Tuesday, September 17, 2013

An Argument for Truth

Without truth there is only manipulation. In other words, many of our postmodern people suggest there’s a brave new world. Dismantle all these fancy claims to truth and we get down to the fundamental agendas of power. So just strip it all away and we’re in a great state. If our power game is stronger than everyone else’s, we’re in great shape. But what happens if we’re weaker than others? If there’s no truth and truth is dead, and knowledge is only power, then might makes right. The victory goes to the strong, and the weak go to the wall. That of course was what Aleksandr Solzhenitsyn and Vaclav Havel were standing against. They did not have the powers but they had truth. Because of truth, they could not and would not be manipulated.

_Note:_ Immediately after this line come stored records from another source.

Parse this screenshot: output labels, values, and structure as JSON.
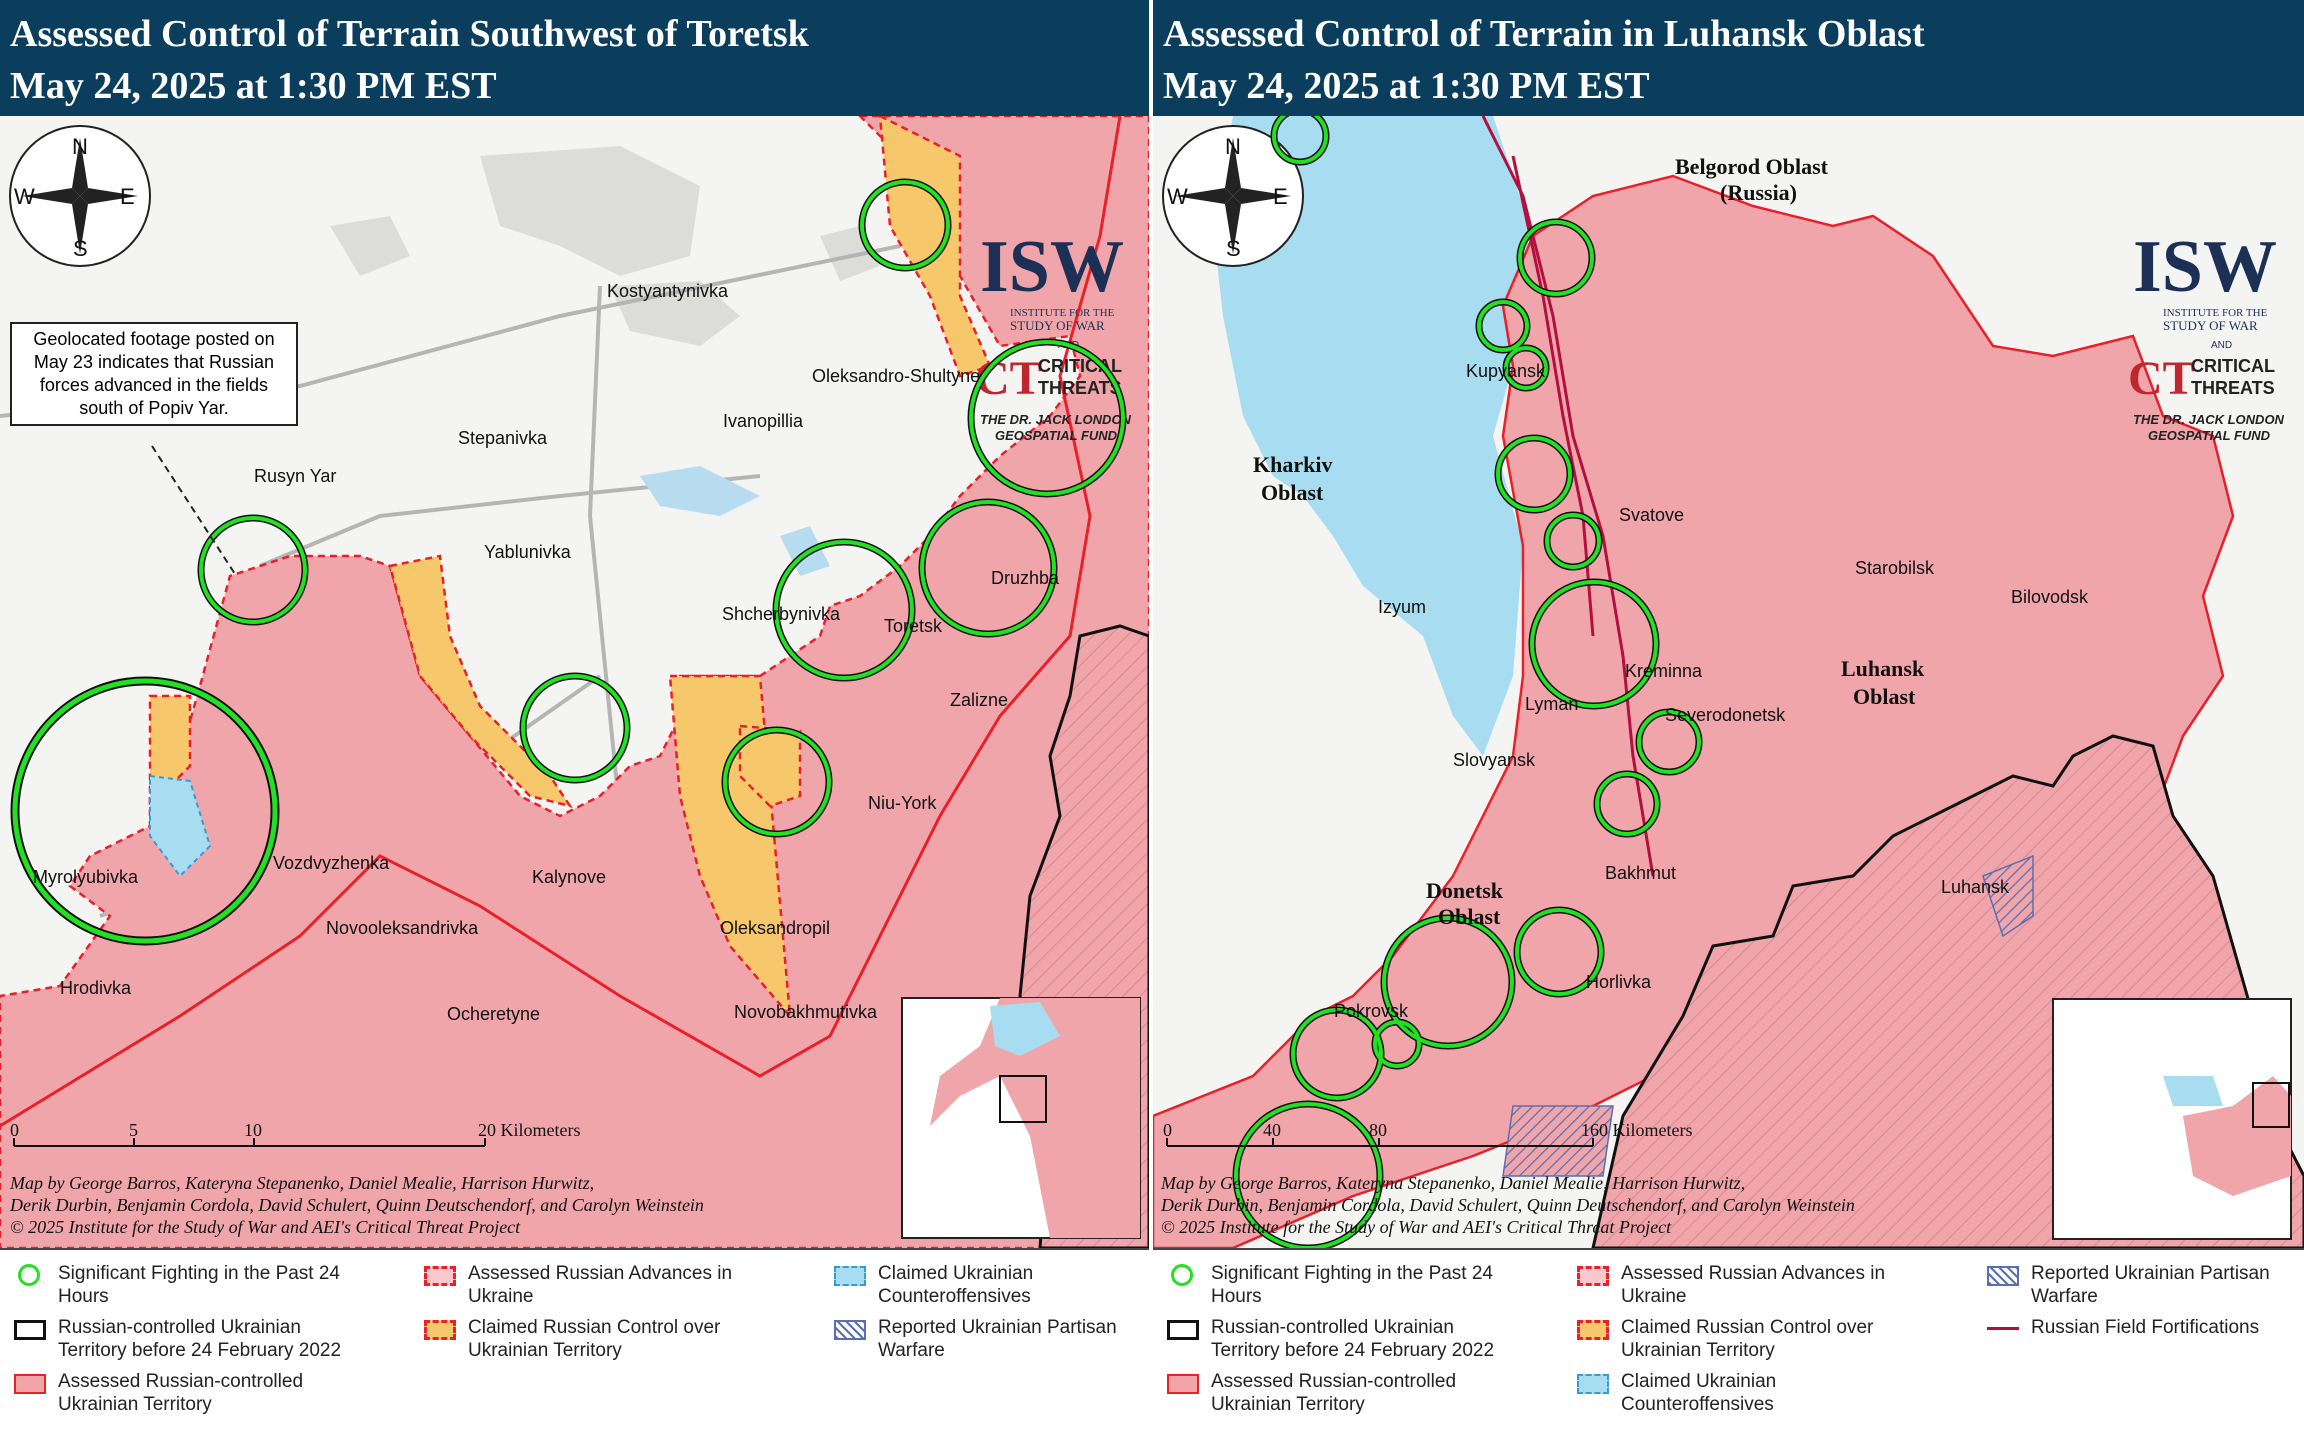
{
  "left": {
    "title_line1": "Assessed Control of Terrain Southwest of Toretsk",
    "title_line2": "May 24, 2025 at 1:30 PM EST",
    "callout": "Geolocated footage posted on May 23 indicates that Russian forces advanced in the fields south of Popiv Yar.",
    "places": {
      "kostyantynivka": "Kostyantynivka",
      "oleksandro_shultyne": "Oleksandro-Shultyne",
      "ivanopillia": "Ivanopillia",
      "stepanivka": "Stepanivka",
      "rusyn_yar": "Rusyn Yar",
      "yablunivka": "Yablunivka",
      "shcherbynivka": "Shcherbynivka",
      "toretsk": "Toretsk",
      "druzhba": "Druzhba",
      "zalizne": "Zalizne",
      "niu_york": "Niu-York",
      "vozdvyzhenka": "Vozdvyzhenka",
      "myrolyubivka": "Myrolyubivka",
      "kalynove": "Kalynove",
      "novooleksandrivka": "Novooleksandrivka",
      "oleksandropil": "Oleksandropil",
      "hrodivka": "Hrodivka",
      "ocheretyne": "Ocheretyne",
      "novobakhmutivka": "Novobakhmutivka"
    },
    "scale": [
      "0",
      "5",
      "10",
      "20 Kilometers"
    ],
    "credit_line1": "Map by George Barros, Kateryna Stepanenko, Daniel Mealie, Harrison Hurwitz,",
    "credit_line2": "Derik Durbin, Benjamin Cordola, David Schulert, Quinn Deutschendorf, and Carolyn Weinstein",
    "credit_line3": "© 2025 Institute for the Study of War and AEI's Critical Threat Project",
    "legend": {
      "fighting": "Significant Fighting in the Past 24 Hours",
      "pre2022": "Russian-controlled Ukrainian Territory before 24 February 2022",
      "russian_controlled": "Assessed Russian-controlled Ukrainian Territory",
      "advances": "Assessed Russian Advances in Ukraine",
      "claimed_control": "Claimed Russian Control over Ukrainian Territory",
      "counteroffensives": "Claimed Ukrainian Counteroffensives",
      "partisan": "Reported Ukrainian Partisan Warfare"
    }
  },
  "right": {
    "title_line1": "Assessed Control of Terrain in Luhansk Oblast",
    "title_line2": "May 24, 2025 at 1:30 PM EST",
    "places": {
      "belgorod": "Belgorod Oblast",
      "russia": "(Russia)",
      "kupyansk": "Kupyansk",
      "kharkiv1": "Kharkiv",
      "kharkiv2": "Oblast",
      "svatove": "Svatove",
      "starobilsk": "Starobilsk",
      "bilovodsk": "Bilovodsk",
      "izyum": "Izyum",
      "kreminna": "Kreminna",
      "luhansk_oblast1": "Luhansk",
      "luhansk_oblast2": "Oblast",
      "lyman": "Lyman",
      "severodonetsk": "Severodonetsk",
      "slovyansk": "Slovyansk",
      "bakhmut": "Bakhmut",
      "donetsk1": "Donetsk",
      "donetsk2": "Oblast",
      "luhansk": "Luhansk",
      "horlivka": "Horlivka",
      "pokrovsk": "Pokrovsk"
    },
    "scale": [
      "0",
      "40",
      "80",
      "160 Kilometers"
    ],
    "credit_line1": "Map by George Barros, Kateryna Stepanenko, Daniel Mealie, Harrison Hurwitz,",
    "credit_line2": "Derik Durbin, Benjamin Cordola, David Schulert, Quinn Deutschendorf, and Carolyn Weinstein",
    "credit_line3": "© 2025 Institute for the Study of War and AEI's Critical Threat Project",
    "legend": {
      "fighting": "Significant Fighting in the Past 24 Hours",
      "pre2022": "Russian-controlled Ukrainian Territory before 24 February 2022",
      "russian_controlled": "Assessed Russian-controlled Ukrainian Territory",
      "advances": "Assessed Russian Advances in Ukraine",
      "claimed_control": "Claimed Russian Control over Ukrainian Territory",
      "counteroffensives": "Claimed Ukrainian Counteroffensives",
      "partisan": "Reported Ukrainian Partisan Warfare",
      "fortifications": "Russian Field Fortifications"
    }
  },
  "compass": {
    "n": "N",
    "e": "E",
    "s": "S",
    "w": "W"
  },
  "logo": {
    "isw": "ISW",
    "isw_sub1": "INSTITUTE FOR THE",
    "isw_sub2": "STUDY OF WAR",
    "and": "AND",
    "ct": "CT",
    "ct_sub1": "CRITICAL",
    "ct_sub2": "THREATS",
    "fund1": "THE DR. JACK LONDON",
    "fund2": "GEOSPATIAL FUND"
  },
  "colors": {
    "header": "#0b3d5c",
    "russian": "#f0a5ab",
    "russian_line": "#e8202a",
    "claimed": "#f7c86b",
    "ukr_counter": "#a8dcf0",
    "fighting_ring": "#22e022",
    "fortification": "#b3103e"
  }
}
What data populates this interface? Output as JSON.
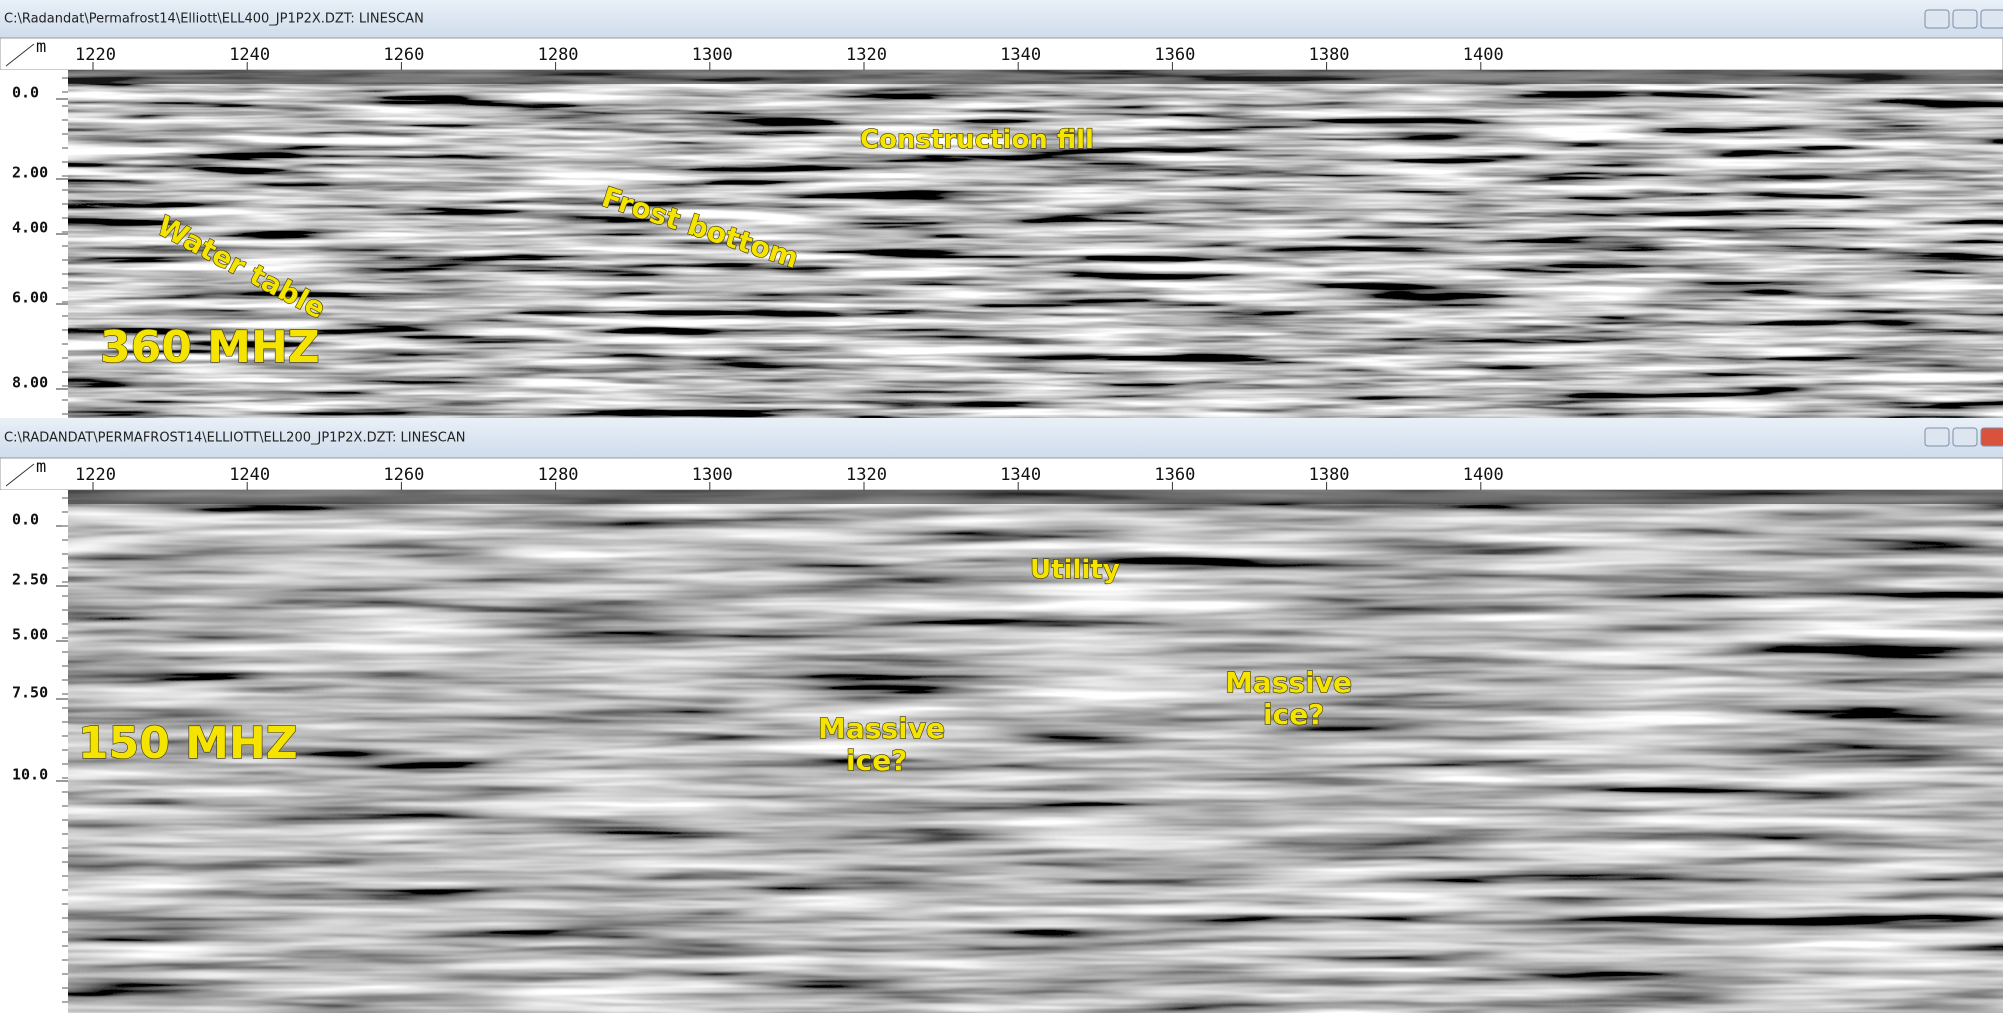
{
  "windows": [
    {
      "title": "C:\\Radandat\\Permafrost14\\Elliott\\ELL400_JP1P2X.DZT:  LINESCAN",
      "depth_unit": "m",
      "distance_ticks": [
        "1220",
        "1240",
        "1260",
        "1280",
        "1300",
        "1320",
        "1340",
        "1360",
        "1380",
        "1400"
      ],
      "depth_ticks": [
        "0.0",
        "2.00",
        "4.00",
        "6.00",
        "8.00"
      ],
      "annotations": [
        {
          "lines": [
            "Water table"
          ]
        },
        {
          "lines": [
            "Frost bottom"
          ]
        },
        {
          "lines": [
            "Construction fill"
          ]
        },
        {
          "lines": [
            "360 MHZ"
          ]
        }
      ]
    },
    {
      "title": "C:\\RADANDAT\\PERMAFROST14\\ELLIOTT\\ELL200_JP1P2X.DZT:  LINESCAN",
      "depth_unit": "m",
      "distance_ticks": [
        "1220",
        "1240",
        "1260",
        "1280",
        "1300",
        "1320",
        "1340",
        "1360",
        "1380",
        "1400"
      ],
      "depth_ticks": [
        "0.0",
        "2.50",
        "5.00",
        "7.50",
        "10.0"
      ],
      "annotations": [
        {
          "lines": [
            "Utility"
          ]
        },
        {
          "lines": [
            "Massive",
            "ice?"
          ]
        },
        {
          "lines": [
            "Massive",
            "ice?"
          ]
        },
        {
          "lines": [
            "150 MHZ"
          ]
        }
      ]
    }
  ]
}
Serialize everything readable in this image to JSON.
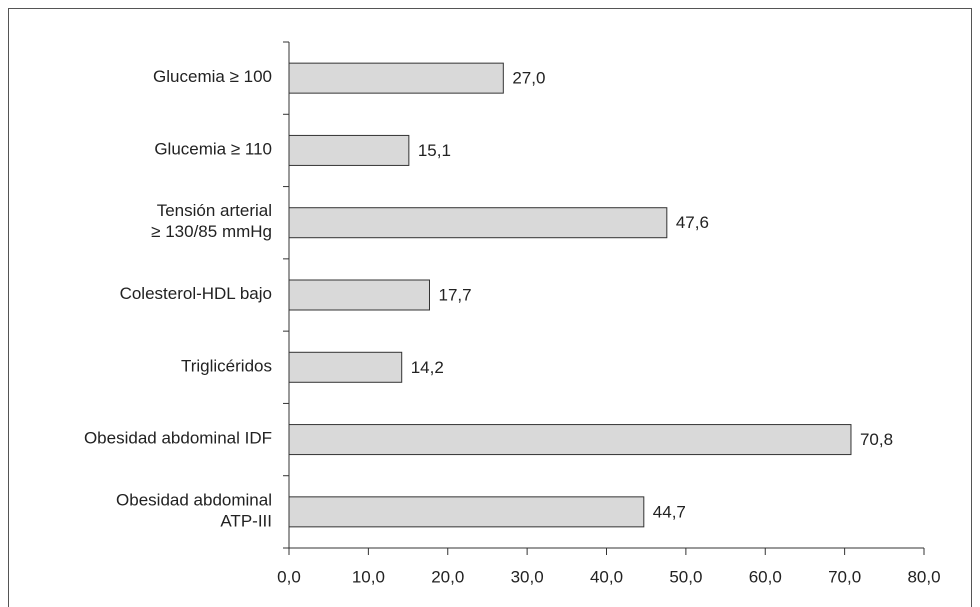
{
  "chart_data": {
    "type": "bar",
    "orientation": "horizontal",
    "categories": [
      "Glucemia ≥ 100",
      "Glucemia ≥ 110",
      "Tensión arterial\n≥ 130/85 mmHg",
      "Colesterol-HDL bajo",
      "Triglicéridos",
      "Obesidad abdominal IDF",
      "Obesidad abdominal\nATP-III"
    ],
    "values": [
      27.0,
      15.1,
      47.6,
      17.7,
      14.2,
      70.8,
      44.7
    ],
    "value_labels": [
      "27,0",
      "15,1",
      "47,6",
      "17,7",
      "14,2",
      "70,8",
      "44,7"
    ],
    "color": "#d9d9d9",
    "xlim": [
      0,
      80
    ],
    "xticks": [
      {
        "value": 0,
        "label": "0,0"
      },
      {
        "value": 10,
        "label": "10,0"
      },
      {
        "value": 20,
        "label": "20,0"
      },
      {
        "value": 30,
        "label": "30,0"
      },
      {
        "value": 40,
        "label": "40,0"
      },
      {
        "value": 50,
        "label": "50,0"
      },
      {
        "value": 60,
        "label": "60,0"
      },
      {
        "value": 70,
        "label": "70,0"
      },
      {
        "value": 80,
        "label": "80,0"
      }
    ],
    "grid": false
  }
}
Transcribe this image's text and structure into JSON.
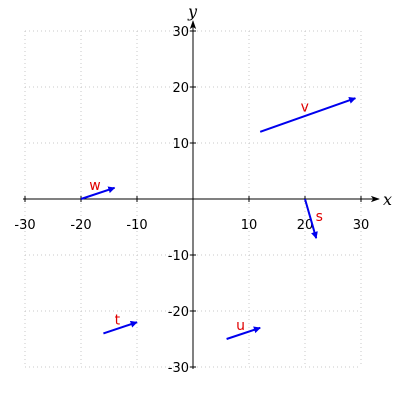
{
  "chart_data": {
    "type": "vector_field",
    "title": "",
    "xlabel": "x",
    "ylabel": "y",
    "xlim": [
      -30,
      30
    ],
    "ylim": [
      -30,
      30
    ],
    "xticks": [
      "-30",
      "-20",
      "-10",
      "10",
      "20",
      "30"
    ],
    "yticks": [
      "30",
      "20",
      "10",
      "-10",
      "-20",
      "-30"
    ],
    "xtick_values": [
      -30,
      -20,
      -10,
      10,
      20,
      30
    ],
    "ytick_values": [
      30,
      20,
      10,
      -10,
      -20,
      -30
    ],
    "grid": true,
    "vectors": [
      {
        "label": "v",
        "start": [
          12,
          12
        ],
        "end": [
          29,
          18
        ]
      },
      {
        "label": "w",
        "start": [
          -20,
          0
        ],
        "end": [
          -14,
          2
        ]
      },
      {
        "label": "s",
        "start": [
          20,
          0
        ],
        "end": [
          22,
          -7
        ]
      },
      {
        "label": "t",
        "start": [
          -16,
          -24
        ],
        "end": [
          -10,
          -22
        ]
      },
      {
        "label": "u",
        "start": [
          6,
          -25
        ],
        "end": [
          12,
          -23
        ]
      }
    ],
    "colors": {
      "vector": "#0000ee",
      "label": "#e00000",
      "grid": "#c8c8c8",
      "axis": "#000000"
    }
  }
}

But that’s true not only in the grand cosmic sense, like bringing down the Soviet Union, it is also true in all sorts of other ways, for example, when people have a family member who is a tyrant emotionally. or a boss is extremely controlling, or a professor is thoroughly unfair in his manipulations. Whatever the situation is in human life, the only way to stand is on the basis of truth. Without truth, there is only manipulation.

Without truth there is no freedom. When I was at Oxford, one of the grand old men of the university was Isaiah Berlin, the great Jewish philosopher. And repeatedly I saw him teasing American graduate students. He would say, “You know, in America you come across to England with only half of your freedom,” and they would look at him. He would expound freedom with two dimensions, and said that most Americans only had one dimension (but he said the same to the British too).

In other words, most people, for example, the archetypal teenager, would say that freedom is “freedom from.” The teenager is free from parents, from professors, from the police, from any parental supervision, and thinks that’s free: freedom from. And of course that is a very vital part of freedom, whenever there are tyrants and repressive authorities, becoming free from is a big deal.

Freedom is not just freedom from, it’s freedom for. As Lord Acton, the great Catholic historian, put it, “It’s not just the permission to do what we like, it is the power to do what we ought.” Real freedom depends on knowing who we are, because we’re most free when we are ourselves. G. K. Chesterton says we can free a tiger from its cage, but we can never tree it from its stripes. Stripes are part and parcel of the tiger. We can free the camel from the zoo, but for heaven’s sake don't free it from its hump. The hump is part and parcel of being a camel.

In other words, we have to discover the truth, the character, the nature of what something is in order for it to be itself and be free. We need to know the truth of what it is, And without truth, there is literally no freedom.

I suggest that many of our fellow citizens do, sort of half-consciously, believe in truth. But in a day when it’s unpopular, and now it’s associated with religious totalitarianism and Osama bin Laden and so on,  people are ashamed to say that they believe in truth, and we need to build back in some of these fundamental arguments for the importance of truth.

Source: Os Guinness, “Time for Truth,” A Place for Truth: Leading Thinkers Explore Life's Hardest Questions, ed. Dallas Willard (2010).

Usually when someone is not being himself he is hiding an agenda that involves power. Like a sociopath. Or the gov’t punishes the person for being himself. Or he is an undercover policeman.